The government’s flagship Shared Parental Leave (SPL) came into force this week, offering mothers and fathers an equal opportunity to look after their newborn children.
SPL has caused an element of confusion among contractors, with many seemingly unsure whether they can take advantage of the scheme through their umbrella company.
Our senior HR advisor, Kerry Harvey, told news site Contractor Calculator that freelancers employed by compliant umbrella providers should be able to apply for SPL – provided they meet the eligibility requirements. This is because they are given the same employment rights afforded to permanent workers.
To benefit, a contractor has to be in continuous employment for at least 26 weeks by the end of the 15th week that the baby is due. They must also still be in work during the week before SPL is due to begin.
In addition, the individual should be employed by the same service provider when they take SPL – something that could see many contractors fail the eligibility criteria. If this occurs, there are alternative circumstances that may be considered.

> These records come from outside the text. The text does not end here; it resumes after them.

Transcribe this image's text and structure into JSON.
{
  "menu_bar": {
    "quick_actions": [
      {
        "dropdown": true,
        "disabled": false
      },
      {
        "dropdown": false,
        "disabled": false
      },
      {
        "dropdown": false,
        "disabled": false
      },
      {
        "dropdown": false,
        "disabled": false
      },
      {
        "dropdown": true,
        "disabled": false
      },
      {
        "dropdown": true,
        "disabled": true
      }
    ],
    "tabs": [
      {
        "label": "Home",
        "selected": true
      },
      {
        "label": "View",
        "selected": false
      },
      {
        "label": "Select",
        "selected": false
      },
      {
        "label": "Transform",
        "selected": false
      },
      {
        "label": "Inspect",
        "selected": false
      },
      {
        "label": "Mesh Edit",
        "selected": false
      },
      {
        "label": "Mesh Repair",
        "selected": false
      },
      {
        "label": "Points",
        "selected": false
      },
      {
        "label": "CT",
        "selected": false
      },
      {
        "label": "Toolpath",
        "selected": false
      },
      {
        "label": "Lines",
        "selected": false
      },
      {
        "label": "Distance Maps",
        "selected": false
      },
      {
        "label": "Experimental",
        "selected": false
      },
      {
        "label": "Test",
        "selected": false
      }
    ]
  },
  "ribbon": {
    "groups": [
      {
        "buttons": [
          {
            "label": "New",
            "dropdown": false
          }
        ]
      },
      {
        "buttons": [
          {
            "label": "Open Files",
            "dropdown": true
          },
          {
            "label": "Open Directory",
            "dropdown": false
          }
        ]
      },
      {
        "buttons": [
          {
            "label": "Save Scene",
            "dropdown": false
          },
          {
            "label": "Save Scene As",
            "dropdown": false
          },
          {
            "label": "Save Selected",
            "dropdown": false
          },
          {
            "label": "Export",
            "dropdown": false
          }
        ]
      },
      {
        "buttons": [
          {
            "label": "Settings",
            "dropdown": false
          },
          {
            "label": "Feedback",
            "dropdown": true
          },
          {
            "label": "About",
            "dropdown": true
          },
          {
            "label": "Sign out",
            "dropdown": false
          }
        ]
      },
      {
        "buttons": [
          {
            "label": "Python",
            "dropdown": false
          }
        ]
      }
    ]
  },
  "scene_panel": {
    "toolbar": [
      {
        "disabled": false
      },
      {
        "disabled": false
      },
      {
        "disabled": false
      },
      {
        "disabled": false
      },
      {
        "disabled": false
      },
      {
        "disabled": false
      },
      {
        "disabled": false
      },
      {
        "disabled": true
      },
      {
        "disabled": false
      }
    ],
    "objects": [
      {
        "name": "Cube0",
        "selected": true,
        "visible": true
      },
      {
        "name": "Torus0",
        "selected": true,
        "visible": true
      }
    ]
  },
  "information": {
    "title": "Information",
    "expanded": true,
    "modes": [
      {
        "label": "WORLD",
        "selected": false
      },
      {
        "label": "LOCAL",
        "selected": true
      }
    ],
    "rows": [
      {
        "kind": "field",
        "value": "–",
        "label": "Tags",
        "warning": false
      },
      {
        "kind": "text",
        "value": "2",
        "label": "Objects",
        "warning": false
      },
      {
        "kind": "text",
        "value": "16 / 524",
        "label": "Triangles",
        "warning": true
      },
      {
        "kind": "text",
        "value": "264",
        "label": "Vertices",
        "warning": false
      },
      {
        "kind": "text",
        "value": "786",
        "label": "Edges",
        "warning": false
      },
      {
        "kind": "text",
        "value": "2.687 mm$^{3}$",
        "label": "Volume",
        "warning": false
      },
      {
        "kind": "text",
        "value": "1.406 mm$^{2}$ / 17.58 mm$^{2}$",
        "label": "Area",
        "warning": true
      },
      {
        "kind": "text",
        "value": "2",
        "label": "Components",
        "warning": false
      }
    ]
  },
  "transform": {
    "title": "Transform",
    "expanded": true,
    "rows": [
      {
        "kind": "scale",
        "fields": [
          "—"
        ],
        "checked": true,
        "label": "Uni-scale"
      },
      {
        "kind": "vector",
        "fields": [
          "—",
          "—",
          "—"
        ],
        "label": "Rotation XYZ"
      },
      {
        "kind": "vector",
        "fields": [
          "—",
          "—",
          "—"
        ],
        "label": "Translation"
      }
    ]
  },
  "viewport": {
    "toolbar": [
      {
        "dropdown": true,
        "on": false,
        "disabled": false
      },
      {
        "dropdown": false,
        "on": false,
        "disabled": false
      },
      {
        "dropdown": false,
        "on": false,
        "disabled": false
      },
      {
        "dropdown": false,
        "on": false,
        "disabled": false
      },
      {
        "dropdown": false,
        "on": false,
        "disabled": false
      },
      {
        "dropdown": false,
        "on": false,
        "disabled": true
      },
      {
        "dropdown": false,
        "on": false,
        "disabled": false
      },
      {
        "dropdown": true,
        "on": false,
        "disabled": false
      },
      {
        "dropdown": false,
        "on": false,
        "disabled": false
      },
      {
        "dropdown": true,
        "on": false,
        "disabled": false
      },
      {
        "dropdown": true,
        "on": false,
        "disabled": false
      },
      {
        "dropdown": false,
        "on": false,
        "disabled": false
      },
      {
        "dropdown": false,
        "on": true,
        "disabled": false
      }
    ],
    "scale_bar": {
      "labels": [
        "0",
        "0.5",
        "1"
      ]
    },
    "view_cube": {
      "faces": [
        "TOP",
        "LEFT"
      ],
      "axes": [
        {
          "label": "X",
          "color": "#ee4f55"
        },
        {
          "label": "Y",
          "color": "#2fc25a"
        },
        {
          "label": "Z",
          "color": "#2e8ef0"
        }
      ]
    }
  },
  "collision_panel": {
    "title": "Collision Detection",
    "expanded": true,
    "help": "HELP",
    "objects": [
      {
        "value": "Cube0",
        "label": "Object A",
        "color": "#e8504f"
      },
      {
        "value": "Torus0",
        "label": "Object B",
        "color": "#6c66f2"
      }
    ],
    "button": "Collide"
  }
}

Kerry said: “If a contractor’s partner qualifies for SPL, has been working for at least 26 weeks (in the 66 weeks leading up to the baby’s expected due date), and earns an average of £30 per month, they will pass the ‘employment and earnings’ test and could still be eligible.”
To claim SPL, a contractor should complete a form and request the time off. If they subsequently change their mind, they must submit a ‘variation of leave period notice’. They are able to do this up to three times, provided they discuss the matter with their employer.